The biggest shock to the country was the recent cancellation of the LAVI plane project, which was to have employed thousands. The U.S. government's withdrawal of support caused the cancellation, and the Israeli government is not able to subsidize LAVI.
Since any collapse of big sectors of the economy is dangerous, politicians may soon be confronted with a choice: continue to support huge spending projects that provide employment, or examine the options of privatization and liberalization. The politicians just may move in that direction—after all, most of them used to support LAVI.
—Oded Yinon
Socialist Realism?
WASHINGTON, D.C.—As REASON reported last summer ("Fowl Play," Aug.-Sept.), Hungary's reputation as a free-market oasis in the desert of Eastern European command economies is vastly overblown.
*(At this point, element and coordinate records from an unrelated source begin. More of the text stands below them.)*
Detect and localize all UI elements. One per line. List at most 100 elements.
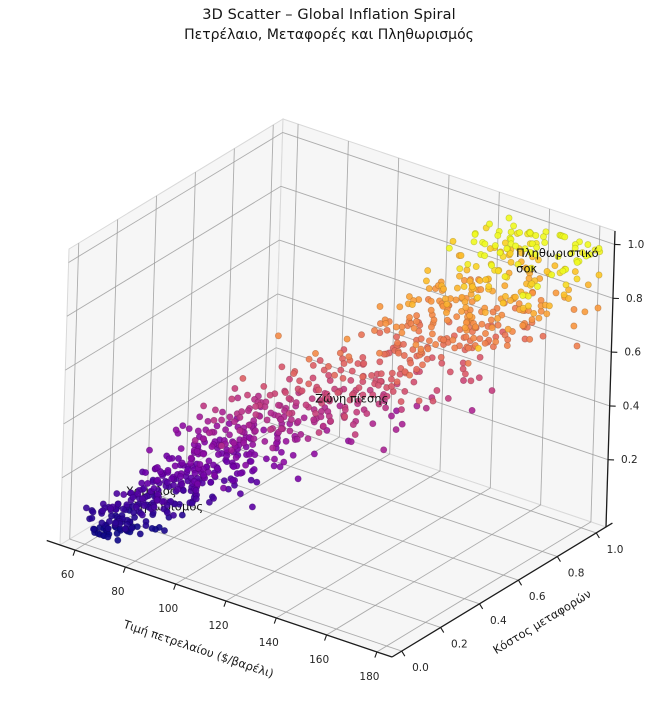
scatter-point <box>113 530 121 537</box>
scatter-point <box>496 249 504 257</box>
scatter-point <box>445 244 453 252</box>
scatter-point <box>489 308 497 316</box>
scatter-point <box>267 409 275 417</box>
scatter-point <box>501 239 509 247</box>
scatter-point <box>179 422 187 430</box>
scatter-point <box>286 427 294 435</box>
scatter-point <box>427 306 435 314</box>
scatter-point <box>468 406 476 414</box>
scatter-point <box>341 412 349 420</box>
scatter-point <box>164 466 172 474</box>
gridline <box>282 132 615 245</box>
tick-mark <box>173 583 177 590</box>
scatter-point <box>534 283 541 290</box>
scatter-point <box>516 229 524 237</box>
gridline <box>225 470 441 602</box>
scatter-point <box>437 353 445 361</box>
scatter-point <box>388 369 396 377</box>
scatter-point <box>461 324 469 332</box>
scatter-point <box>369 391 377 399</box>
scatter-point <box>482 330 489 337</box>
gridline <box>125 436 340 568</box>
tick-mark <box>595 532 600 539</box>
gridline <box>263 124 274 421</box>
scatter-point <box>382 320 390 327</box>
scatter-point <box>294 417 302 425</box>
scatter-point <box>226 431 233 439</box>
scatter-point <box>278 363 286 371</box>
scatter-point <box>290 370 298 378</box>
scatter-point <box>289 451 297 459</box>
scatter-point <box>486 245 494 253</box>
scatter-point <box>138 511 146 519</box>
axis-lines <box>46 230 616 658</box>
scatter-point <box>456 272 463 280</box>
scatter-point <box>226 413 234 421</box>
scatter-point <box>528 240 536 248</box>
tick-mark <box>517 579 523 586</box>
annotation-text: σοκ <box>516 261 537 275</box>
y-tick-label: 0.2 <box>451 638 468 650</box>
scatter-point <box>494 315 502 322</box>
scatter-point <box>552 289 560 297</box>
scatter-point <box>240 439 248 447</box>
scatter-point <box>488 387 496 395</box>
scatter-point <box>551 262 559 270</box>
scatter-point <box>474 344 482 352</box>
scatter-point <box>383 326 391 334</box>
scatter-point <box>424 267 432 275</box>
gridline <box>65 239 280 371</box>
scatter-point <box>410 378 418 386</box>
scatter-point <box>394 339 401 347</box>
scatter-point <box>442 309 450 317</box>
scatter-point <box>172 426 180 434</box>
scatter-point <box>406 313 413 321</box>
scatter-point <box>393 333 401 341</box>
x-tick-label: 60 <box>61 569 74 581</box>
scatter-point <box>178 481 186 488</box>
scatter-point <box>407 359 415 367</box>
scatter-point <box>433 387 441 394</box>
scatter-point <box>305 380 313 388</box>
scatter-point <box>346 396 354 404</box>
scatter-point <box>228 446 235 454</box>
tick-mark <box>122 566 126 573</box>
scatter-point <box>481 339 489 347</box>
scatter-point <box>129 493 137 501</box>
scatter-point <box>302 401 310 409</box>
scatter-point <box>184 466 192 474</box>
y-axis-line <box>391 522 613 658</box>
scatter-point <box>570 306 578 313</box>
scatter-point <box>376 358 384 366</box>
scatter-point <box>163 509 171 517</box>
scatter-point <box>470 334 478 342</box>
scatter-point <box>501 292 509 300</box>
scatter-point <box>505 214 513 222</box>
scatter-point <box>174 485 182 493</box>
scatter-point <box>494 321 502 329</box>
scatter-point <box>504 325 512 333</box>
scatter-point <box>309 361 317 369</box>
scatter-point <box>393 378 401 386</box>
scatter-point <box>476 277 484 285</box>
scatter-point <box>554 253 562 261</box>
scatter-point <box>504 336 512 344</box>
scatter-point <box>234 394 242 402</box>
x-tick-label: 140 <box>259 637 279 649</box>
scatter-point <box>398 406 405 414</box>
tick-mark <box>223 600 227 607</box>
scatter-point <box>485 282 493 290</box>
scatter-point <box>220 484 227 492</box>
scatter-point <box>506 249 514 257</box>
scatter-point <box>229 476 237 484</box>
scatter-point <box>312 409 319 417</box>
scatter-point <box>412 341 420 349</box>
scatter-point <box>422 404 430 412</box>
tick-labels: 60 80 100 120 140 160 180 0.0 0.2 0.4 0.6 0.8 1.0 0.2… <box>61 239 644 683</box>
gridline <box>108 219 119 516</box>
scatter-point <box>453 284 461 292</box>
scatter-point <box>545 302 553 310</box>
scatter-point <box>230 463 238 471</box>
scatter-point <box>252 427 259 435</box>
scatter-point <box>573 342 581 350</box>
Now comes confirmation from Budapest.
The government of Prime Minister Karoly Grosz, installed by the Communist Party last June, has announced a program of (what else?) economic reform. The idea is to ameliorate an economy plagued by double-digit inflation, growing foreign debt (now among the highest, per capita, in the world), and crippling state controls on the modest private sector.
In an unusually frank address to the nation last fall, Grosz acknowledged not only that the economy was in big trouble. He added: "The political atmosphere and public feeling are noticeably worse than a few years ago, even worse than is justified by the average living standards." And, Grosz admitted, "Confidence in the leadership has dwindled, and sometimes the viability of socialism is put in doubt."
For this kind of candor, unknown in the Communist world until recently, Grosz has earned a reputation as a bolder, younger version of Mikhail Gorbachev. Irreverent Hungarians, in fact, refer to the current economic reform campaign as "Grosznost" and wonder whether it is focused on show or substance. The prime minister's background, after all, lies not in economic management but in the party's propaganda apparatus.
What are his innovative economic proposals? Well, the government has finally reduced the notorious 90 percent tax on privately earned profits by half, and there is talk of permitting shares of companies to be sold on the stock market—perhaps as early as 1989. And money-losing state-run enterprises have once again been threatened with an end to their subsidies, which presently absorb 30 percent of the state budget.
The first reforms to be actually implemented, however, are the introduction of a personal income tax, which will range from 20 to 60 percent of annual earnings for Hungarians, and a value-added tax on consumer products averaging 25 percent. That the government expects these massive new taxes to finally transform Hungary's economy into a stable free market may give new meaning to "socialist realism."
—Thomas O. Melia
Global Roundup
• Flying down under. Australia's government recently approved a policy calling for deregulation of domestic airline fares, route entry, and aircraft capacity. The policy, which also will likely lead to the privatization of government-owned Australian Airlines, was designed to benefit consumers, according to the transport ministry.
• Readings for rebels. Grover G. Norquist, president of Americans for Tax Reform, figures money and moral support aren't enough to help the Angolan rebels oust Cuban troops. He's taking hundreds of copies of writings by such free-market economists as Milton Friedman and F.A. Hayek (translated into Portuguese) to the rebels for use in their schools.